Now, trustees Lewis and Moore are caught up in a controversy over their efforts to secretly offer financial support to a potential candidate for student government president in an effort unseat the board of trustees chairman. The student government president is a voting member of the 13-member board, which supported the election of ECU Board Chairman Vern Davenport by a 7-6 margin. Lewis and Moore hoped the new student president could flip the majority in favor of their candidate for chairman, Angela Moss.
Davenport learned of the plan and sent a letter to the UNC System Board of Governors about Lewis and Moore saying, “They are advancing their personal political agenda ahead of the best interest of the university.” The board’s University Governance Committee will consider how to respond at a special meeting in Chapel Hill on Wednesday.
There isn’t much to decide. Lewis and Moore should be removed. They seem not to understand that the fundamental part of being a trustee is trust. An institution relies on its trustees’ judgment and integrity. Plotting against the board’s leadership and meddling in student government elections are the opposite of what Lewis and Moore took an oath to do. Leaving them on the board would only let the mistrust fester.
That said, this latest fiasco in Greenville isn’t limited to Lewis and Moore and won’t be resolved by replacing them. The problem is broader and deeper and extends to the UNC System Board of Governors and General Assembly. Between them, the two bodies appoint the ECU Board of Trustees, with the exception of the student representative. But the appointment process has been skewed to fit a conservative Republican agenda in which ideology — and campaign contributions — weigh far more than qualifications and competence.
As recently as two years ago, then-Chancellor Cecil Staton declared of ECU: “We’re going to become America’s next great national university.” Now, thanks in part to meddling by members of the Board of Governors, it’s becoming a great embarrassment. Staton was forced out in May. Gerlach resigned last October. Ron Mitchelson, ECU’s provost and senior vice chancellor of academic affairs, was named interim chancellor on Oct. 31.
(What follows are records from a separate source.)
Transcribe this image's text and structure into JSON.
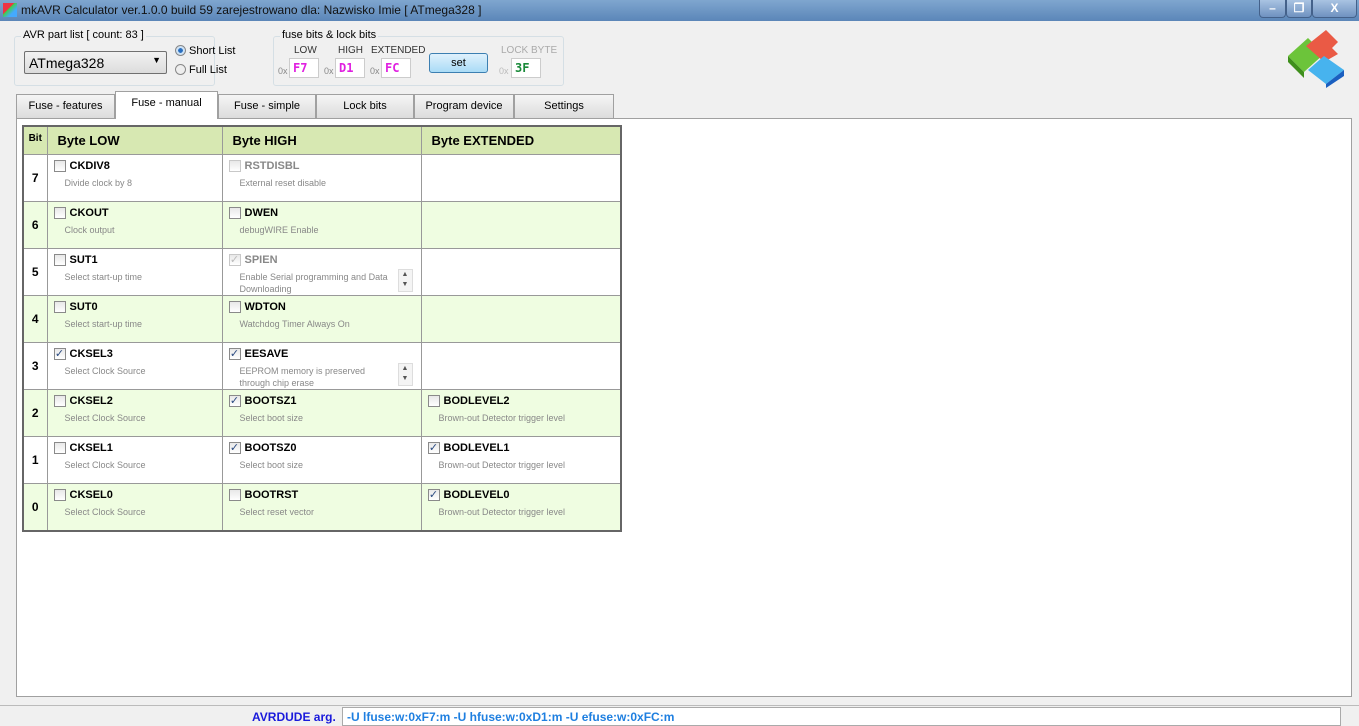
{
  "window": {
    "title": "mkAVR Calculator ver.1.0.0 build 59  zarejestrowano dla: Nazwisko Imie    [ ATmega328 ]",
    "minimize": "–",
    "restore": "❐",
    "close": "X"
  },
  "part_list": {
    "label": "AVR part list [ count: 83 ]",
    "selected": "ATmega328",
    "short_list": "Short List",
    "full_list": "Full List",
    "short_selected": true
  },
  "fuse_group": {
    "label": "fuse bits & lock bits",
    "prefix": "0x",
    "low_label": "LOW",
    "low": "F7",
    "high_label": "HIGH",
    "high": "D1",
    "ext_label": "EXTENDED",
    "ext": "FC",
    "set": "set",
    "lock_label": "LOCK BYTE",
    "lock": "3F"
  },
  "tabs": [
    "Fuse - features",
    "Fuse - manual",
    "Fuse - simple",
    "Lock bits",
    "Program device",
    "Settings"
  ],
  "active_tab": "Fuse - manual",
  "table": {
    "headers": {
      "bit": "Bit",
      "low": "Byte LOW",
      "high": "Byte HIGH",
      "ext": "Byte EXTENDED"
    },
    "rows": [
      {
        "bit": "7",
        "low": {
          "name": "CKDIV8",
          "desc": "Divide clock by 8",
          "checked": false
        },
        "high": {
          "name": "RSTDISBL",
          "desc": "External reset disable",
          "checked": false,
          "disabled": true
        },
        "ext": null
      },
      {
        "bit": "6",
        "low": {
          "name": "CKOUT",
          "desc": "Clock output",
          "checked": false
        },
        "high": {
          "name": "DWEN",
          "desc": "debugWIRE Enable",
          "checked": false
        },
        "ext": null
      },
      {
        "bit": "5",
        "low": {
          "name": "SUT1",
          "desc": "Select start-up time",
          "checked": false
        },
        "high": {
          "name": "SPIEN",
          "desc": "Enable Serial programming and Data Downloading",
          "checked": true,
          "disabled": true,
          "scroll": true
        },
        "ext": null
      },
      {
        "bit": "4",
        "low": {
          "name": "SUT0",
          "desc": "Select start-up time",
          "checked": false
        },
        "high": {
          "name": "WDTON",
          "desc": "Watchdog Timer Always On",
          "checked": false
        },
        "ext": null
      },
      {
        "bit": "3",
        "low": {
          "name": "CKSEL3",
          "desc": "Select Clock Source",
          "checked": true
        },
        "high": {
          "name": "EESAVE",
          "desc": "EEPROM memory is preserved through chip erase",
          "checked": true,
          "scroll": true
        },
        "ext": null
      },
      {
        "bit": "2",
        "low": {
          "name": "CKSEL2",
          "desc": "Select Clock Source",
          "checked": false
        },
        "high": {
          "name": "BOOTSZ1",
          "desc": "Select boot size",
          "checked": true
        },
        "ext": {
          "name": "BODLEVEL2",
          "desc": "Brown-out Detector trigger level",
          "checked": false
        }
      },
      {
        "bit": "1",
        "low": {
          "name": "CKSEL1",
          "desc": "Select Clock Source",
          "checked": false
        },
        "high": {
          "name": "BOOTSZ0",
          "desc": "Select boot size",
          "checked": true
        },
        "ext": {
          "name": "BODLEVEL1",
          "desc": "Brown-out Detector trigger level",
          "checked": true
        }
      },
      {
        "bit": "0",
        "low": {
          "name": "CKSEL0",
          "desc": "Select Clock Source",
          "checked": false
        },
        "high": {
          "name": "BOOTRST",
          "desc": "Select reset vector",
          "checked": false
        },
        "ext": {
          "name": "BODLEVEL0",
          "desc": "Brown-out Detector trigger level",
          "checked": true
        }
      }
    ]
  },
  "status": {
    "label": "AVRDUDE arg.",
    "value": "-U lfuse:w:0xF7:m  -U hfuse:w:0xD1:m  -U efuse:w:0xFC:m"
  }
}
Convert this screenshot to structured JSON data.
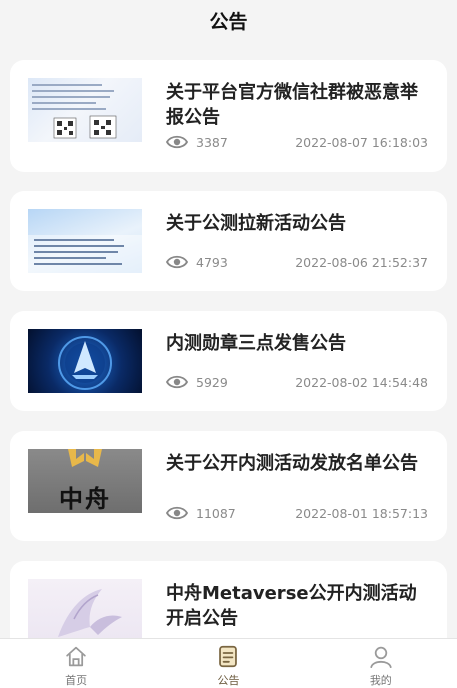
{
  "header": {
    "title": "公告"
  },
  "thumbs": {
    "t1": "平台官方微信社群",
    "t2": "拉新活动",
    "t2_sub": "邀请好友有奖",
    "t4": "中舟"
  },
  "announcements": [
    {
      "title": "关于平台官方微信社群被恶意举报公告",
      "views": "3387",
      "date": "2022-08-07 16:18:03"
    },
    {
      "title": "关于公测拉新活动公告",
      "views": "4793",
      "date": "2022-08-06 21:52:37"
    },
    {
      "title": "内测勋章三点发售公告",
      "views": "5929",
      "date": "2022-08-02 14:54:48"
    },
    {
      "title": "关于公开内测活动发放名单公告",
      "views": "11087",
      "date": "2022-08-01 18:57:13"
    },
    {
      "title": "中舟Metaverse公开内测活动开启公告",
      "views": "",
      "date": ""
    }
  ],
  "tabbar": {
    "items": [
      {
        "label": "首页",
        "icon": "home-icon"
      },
      {
        "label": "公告",
        "icon": "notice-icon",
        "active": true
      },
      {
        "label": "我的",
        "icon": "user-icon"
      }
    ]
  },
  "colors": {
    "active_tab": "#6b5a3d",
    "inactive_tab": "#9a9a9a",
    "background": "#f4f4f4"
  }
}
It’s a measure of how much rot has set into the UNC system that the Board of Governors, which is supposed to clean up the follies in Greenville, is itself rife with incompetence and intrigue This is the board that ran off Staton, the then-UNC System President Margaret Spellings and the then-UNC Chancellor Carol Folt. It worked in secret to give $2.5 million to the Sons of Confederate Veterans to take the Confederate statue called Silent Sam after it was toppled on the UNC-Chapel Hill campus. Its political and personal meddling in campus decisions has intimidated administrators and alienated faculty.
The University Governance Committee can help steady ECU on Wednesday by recommending the removal of ECU’s two errant trustees. But ultimately a new legislature in 2021 will have to reassert higher standards for leadership appointments throughout the UNC system and on the board that governs it.